SOUTH COAST CACTUS AND SUCCULENT SOCIETY MEETING
May 12, 2019 @ 1:00 pm - 5:00 pm
1:00 p.m., Sunday, May 12, 2019
South Coast Botanic Garden
26300 Crenshaw Blvd.
Palos Verdes Peninsula, CA 90274
For more information visit southcoastcss.org
Special Guest Presenter:
“Forms and Functions of Cacti and Succulents; Inside and Out!”
Ernesto Sandoval will share his understanding of the way succulents and other desert plants are adapted to surviving drought in the desert and other dry environments. He’ll cover Biology (how they work overall); Anatomy (how they’re organized on the inside); Morphology (how they’re organized on the outside); and, Ecophysiology (how all the parts work together) to show how plants adapt to their often challenging lives. As usual Ernesto will bring an assortment of plants, mostly hardy succulents to offer for sale! Ernesto Sandoval has been wondering and seeking questions to why plants grow and look the way that they do for a long time. Now he explains and interprets the world of plants to a variety of ages and experiences from K-12 to professionals as well as Master Gardeners. He regularly lectures to a variety of western Garden Clubs throughout the year and particularly to Succulent Clubs throughout California.
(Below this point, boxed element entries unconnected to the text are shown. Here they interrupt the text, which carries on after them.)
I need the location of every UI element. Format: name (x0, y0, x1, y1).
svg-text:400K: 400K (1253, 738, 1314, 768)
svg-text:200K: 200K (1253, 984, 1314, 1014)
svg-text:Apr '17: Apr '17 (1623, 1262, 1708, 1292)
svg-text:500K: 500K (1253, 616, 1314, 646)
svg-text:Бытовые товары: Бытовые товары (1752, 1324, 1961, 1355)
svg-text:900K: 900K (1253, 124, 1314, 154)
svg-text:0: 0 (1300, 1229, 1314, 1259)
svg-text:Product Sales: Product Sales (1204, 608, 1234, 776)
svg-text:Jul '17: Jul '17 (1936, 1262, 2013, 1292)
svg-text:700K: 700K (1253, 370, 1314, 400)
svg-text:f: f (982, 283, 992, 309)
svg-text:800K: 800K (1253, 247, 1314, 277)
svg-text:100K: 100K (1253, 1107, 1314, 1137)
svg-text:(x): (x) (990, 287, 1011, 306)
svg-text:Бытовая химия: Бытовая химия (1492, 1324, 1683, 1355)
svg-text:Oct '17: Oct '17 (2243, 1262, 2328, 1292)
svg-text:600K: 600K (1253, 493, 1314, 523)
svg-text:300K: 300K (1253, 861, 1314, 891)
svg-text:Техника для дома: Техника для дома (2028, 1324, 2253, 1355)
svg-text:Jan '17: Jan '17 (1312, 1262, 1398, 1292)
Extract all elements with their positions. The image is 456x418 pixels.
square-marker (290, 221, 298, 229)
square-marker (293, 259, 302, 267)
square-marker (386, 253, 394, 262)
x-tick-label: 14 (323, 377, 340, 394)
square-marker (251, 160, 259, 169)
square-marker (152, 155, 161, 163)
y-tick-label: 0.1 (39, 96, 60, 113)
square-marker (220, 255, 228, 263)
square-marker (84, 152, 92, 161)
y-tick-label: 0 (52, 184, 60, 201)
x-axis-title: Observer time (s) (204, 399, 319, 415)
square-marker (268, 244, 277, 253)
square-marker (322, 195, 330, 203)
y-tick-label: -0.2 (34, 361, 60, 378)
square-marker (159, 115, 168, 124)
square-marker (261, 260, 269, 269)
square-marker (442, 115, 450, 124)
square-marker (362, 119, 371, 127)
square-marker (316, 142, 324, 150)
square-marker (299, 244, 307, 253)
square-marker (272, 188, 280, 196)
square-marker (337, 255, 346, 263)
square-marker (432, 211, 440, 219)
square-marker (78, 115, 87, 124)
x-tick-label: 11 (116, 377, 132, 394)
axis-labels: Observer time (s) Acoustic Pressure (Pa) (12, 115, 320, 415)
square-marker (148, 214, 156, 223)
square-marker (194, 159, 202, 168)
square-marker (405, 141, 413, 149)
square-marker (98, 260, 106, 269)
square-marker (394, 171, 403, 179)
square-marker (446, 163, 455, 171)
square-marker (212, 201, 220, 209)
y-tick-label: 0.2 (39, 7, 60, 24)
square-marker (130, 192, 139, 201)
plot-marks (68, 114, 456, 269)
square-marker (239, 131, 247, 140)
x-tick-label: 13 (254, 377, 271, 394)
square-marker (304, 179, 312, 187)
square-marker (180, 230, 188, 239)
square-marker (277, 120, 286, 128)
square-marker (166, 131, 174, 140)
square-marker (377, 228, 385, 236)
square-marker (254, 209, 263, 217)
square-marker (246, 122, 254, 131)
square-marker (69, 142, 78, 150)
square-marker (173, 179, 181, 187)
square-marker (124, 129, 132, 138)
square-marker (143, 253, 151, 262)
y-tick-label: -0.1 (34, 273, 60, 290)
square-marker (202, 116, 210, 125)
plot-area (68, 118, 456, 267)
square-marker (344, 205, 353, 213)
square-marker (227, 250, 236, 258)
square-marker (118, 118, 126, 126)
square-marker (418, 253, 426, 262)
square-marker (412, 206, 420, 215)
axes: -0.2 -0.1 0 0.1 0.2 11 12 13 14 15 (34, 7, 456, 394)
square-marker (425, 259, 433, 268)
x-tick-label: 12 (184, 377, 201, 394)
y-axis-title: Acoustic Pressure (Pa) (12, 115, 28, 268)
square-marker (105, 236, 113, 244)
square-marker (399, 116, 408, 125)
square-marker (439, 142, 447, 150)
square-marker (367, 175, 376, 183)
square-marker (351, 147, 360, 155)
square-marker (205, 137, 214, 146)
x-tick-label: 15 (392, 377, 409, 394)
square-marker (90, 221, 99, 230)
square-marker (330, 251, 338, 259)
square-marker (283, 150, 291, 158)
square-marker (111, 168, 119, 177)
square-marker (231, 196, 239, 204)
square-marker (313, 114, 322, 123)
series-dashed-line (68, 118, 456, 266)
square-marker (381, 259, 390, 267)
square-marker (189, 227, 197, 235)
Desert plants are his particular passion within his general passion for plants. He describes himself as a “Jose of All Plants, Master of None.” Ernesto thoroughly enjoys helping others, and gardeners in particular, to understand why and how plants do what they do. When he was about 13 he asked his dad why one tree was pruned a particular way and another tree another way. His dad answered bluntly “because that’s the way you do it.” Since then he’s been learning and teaching himself the answers to those and many other questions by getting a degree at UC Davis in Botany and working from student weeder/waterer to Director over the last 25 years at the UC Davis Botanical Conservatory. He’s long left the “mow blow and go” monoculture landscape gardening world and has immersed himself in the world of polyculture and biodiversity by growing several thousand types of plants at the UC Davis Botanical Conservatory, many of them succulents. Several of his favorite garden projects involved converting lawns and or water loving landscapes to drought tolerant and diversity filled gardens! He likes to promote plant liberation by encouraging gardeners of all sorts to grow more plants in the ground when possible. He loves the technical language of Botany but prefers to relate information in more understandable methods of communication! By helping people to understand the workings of plants, he hopes to help us better understand how and why our plants do what they do and how we can maximize their growth with less effort.